Déclaration liminaire Sud éducation en Formation santé sécurité au travail (F3SCT) région académique Île-de-France du 17 juin 2026
La date de cette réunion ne pouvait être mieux choisie. Cette nouvelle canicule, arrivée avant même que ne commence l’été, illustre parfaitement l’urgence de la situation. Les températures ressenties dépassent les 40° en cette fin de semaine et pourraient atteindre les 46 ce lundi. Malgré les alertes lancées par les météorologues depuis des années, la perspective d’une accélération du dérèglement climatique a été dans les faits minorée par les pouvoirs publics.
Face à cette augmentation en nombre et en intensité des épisodes caniculaires, il ne devrait pas être nécessaire de dire grand-chose pour argumenter sur la nécessité d’agir dès aujourd’hui. Mais dans les écoles et établissements, la réalité du terrain atteste que le processus d’adaptation n’est même pas entamé.
Alors que l’impact des activités humaines sur le changement climatique n’est plus remis en cause que par quelques individus obnubilés par la religion du profit, ou perdus dans les idéologies d’extrême droite, il semble qu’il faille maintenant lutter pour que soit reconnue une autre responsabilité. Il s’agit de celle des pouvoirs publics et de leur capacité à mettre en œuvre des solutions d’adaptation. C’est bien là du minimum qu’on pourrait en attendre et pas seulement en période d’examens : les annonces du ministre Geffray sont à ce titre insuffisantes et relèvent d’un manque de respect total pour les élèves et les personnels non concerné·es par les examens, et pourtant bien concerné·es aussi par la canicule. Car au-delà de l’adaptation, c’est une modification en profondeur du régime productiviste de nos sociétés qui pourra modifier la trajectoire que nous avons empruntée.

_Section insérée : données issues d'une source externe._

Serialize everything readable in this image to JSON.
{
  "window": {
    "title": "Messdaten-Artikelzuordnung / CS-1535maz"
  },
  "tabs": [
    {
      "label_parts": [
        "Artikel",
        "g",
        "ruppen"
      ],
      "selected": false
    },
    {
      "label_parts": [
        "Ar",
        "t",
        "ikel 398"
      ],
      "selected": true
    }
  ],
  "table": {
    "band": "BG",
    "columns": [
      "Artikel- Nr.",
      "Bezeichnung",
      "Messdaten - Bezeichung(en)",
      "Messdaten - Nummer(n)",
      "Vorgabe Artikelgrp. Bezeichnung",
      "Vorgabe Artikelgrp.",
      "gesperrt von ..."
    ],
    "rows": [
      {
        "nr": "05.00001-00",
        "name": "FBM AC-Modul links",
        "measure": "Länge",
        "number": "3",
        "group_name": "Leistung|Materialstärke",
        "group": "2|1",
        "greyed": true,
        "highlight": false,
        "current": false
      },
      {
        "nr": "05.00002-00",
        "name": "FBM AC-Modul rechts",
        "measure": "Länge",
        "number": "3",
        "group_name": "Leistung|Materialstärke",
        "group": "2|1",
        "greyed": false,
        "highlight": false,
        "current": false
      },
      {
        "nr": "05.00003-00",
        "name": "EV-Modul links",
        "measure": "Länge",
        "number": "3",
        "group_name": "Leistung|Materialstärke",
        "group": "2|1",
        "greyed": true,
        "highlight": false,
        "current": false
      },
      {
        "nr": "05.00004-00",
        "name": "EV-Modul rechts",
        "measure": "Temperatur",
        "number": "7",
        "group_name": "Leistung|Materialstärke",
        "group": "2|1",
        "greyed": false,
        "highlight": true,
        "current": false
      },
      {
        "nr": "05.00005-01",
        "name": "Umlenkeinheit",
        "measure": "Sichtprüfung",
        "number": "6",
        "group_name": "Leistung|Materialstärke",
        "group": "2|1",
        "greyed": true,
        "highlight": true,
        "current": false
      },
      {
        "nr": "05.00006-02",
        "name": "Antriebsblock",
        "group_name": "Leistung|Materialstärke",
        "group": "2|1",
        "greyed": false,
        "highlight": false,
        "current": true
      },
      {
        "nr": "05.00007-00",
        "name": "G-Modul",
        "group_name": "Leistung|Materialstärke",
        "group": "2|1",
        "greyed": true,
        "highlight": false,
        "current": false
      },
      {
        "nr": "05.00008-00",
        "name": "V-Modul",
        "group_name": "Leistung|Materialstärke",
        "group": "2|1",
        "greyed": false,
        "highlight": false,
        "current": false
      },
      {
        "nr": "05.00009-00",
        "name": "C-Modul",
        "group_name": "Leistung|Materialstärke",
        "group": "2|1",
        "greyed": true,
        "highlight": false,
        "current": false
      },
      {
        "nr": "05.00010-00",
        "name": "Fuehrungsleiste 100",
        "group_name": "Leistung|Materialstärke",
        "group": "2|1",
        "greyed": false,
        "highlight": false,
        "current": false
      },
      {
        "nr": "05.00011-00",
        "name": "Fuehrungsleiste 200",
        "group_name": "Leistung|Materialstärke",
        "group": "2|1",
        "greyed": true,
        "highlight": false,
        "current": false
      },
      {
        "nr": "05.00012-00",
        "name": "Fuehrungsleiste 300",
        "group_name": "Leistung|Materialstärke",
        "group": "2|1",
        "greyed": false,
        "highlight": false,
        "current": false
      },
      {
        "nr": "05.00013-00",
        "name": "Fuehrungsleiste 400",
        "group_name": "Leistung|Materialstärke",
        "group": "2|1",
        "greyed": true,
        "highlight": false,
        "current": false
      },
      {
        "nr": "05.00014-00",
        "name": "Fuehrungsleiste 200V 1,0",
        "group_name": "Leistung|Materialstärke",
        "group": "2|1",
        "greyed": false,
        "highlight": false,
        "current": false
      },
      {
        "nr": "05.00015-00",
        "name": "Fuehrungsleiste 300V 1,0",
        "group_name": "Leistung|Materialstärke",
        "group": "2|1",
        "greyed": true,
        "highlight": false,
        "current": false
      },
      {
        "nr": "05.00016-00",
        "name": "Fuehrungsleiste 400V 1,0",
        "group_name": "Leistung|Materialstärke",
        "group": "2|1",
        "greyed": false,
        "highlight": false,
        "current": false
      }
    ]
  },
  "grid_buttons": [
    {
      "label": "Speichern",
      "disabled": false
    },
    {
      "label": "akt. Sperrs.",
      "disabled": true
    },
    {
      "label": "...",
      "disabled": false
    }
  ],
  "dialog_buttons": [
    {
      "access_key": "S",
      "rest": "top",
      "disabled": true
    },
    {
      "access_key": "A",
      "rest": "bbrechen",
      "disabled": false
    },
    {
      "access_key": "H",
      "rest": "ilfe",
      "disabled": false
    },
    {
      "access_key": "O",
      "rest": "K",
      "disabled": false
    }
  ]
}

Dans l’éducation, il y a bien des guides et des recommandations qui sont produits par le ministère et occasionnellement, on aménage quelques services à droite à gauche. Si le travail de pédagogie en direction des hiérarchies intermédiaires est important, l’absence de moyens pour la rénovation du bâti ou l’achat de matériel et l’absence de normes contraignantes produit un résultat simple : dans l’immense majorité des écoles et établissements, rien ne se passe. Dans certains établissements, on peut même entendre de la part des directions des phrases comme « il fait chaud, que voulez-vous que j’y fasse ? ». D’autres demandent aux collègues de « maintenir accessibles les salles les plus fraîches » sans préciser ce que cela peut signifier ou d’assurer l’hydratation régulière des élèves, sans bouteilles d’eau, et sans laisser un accès aux toilettes pour « éviter l’anarchie ».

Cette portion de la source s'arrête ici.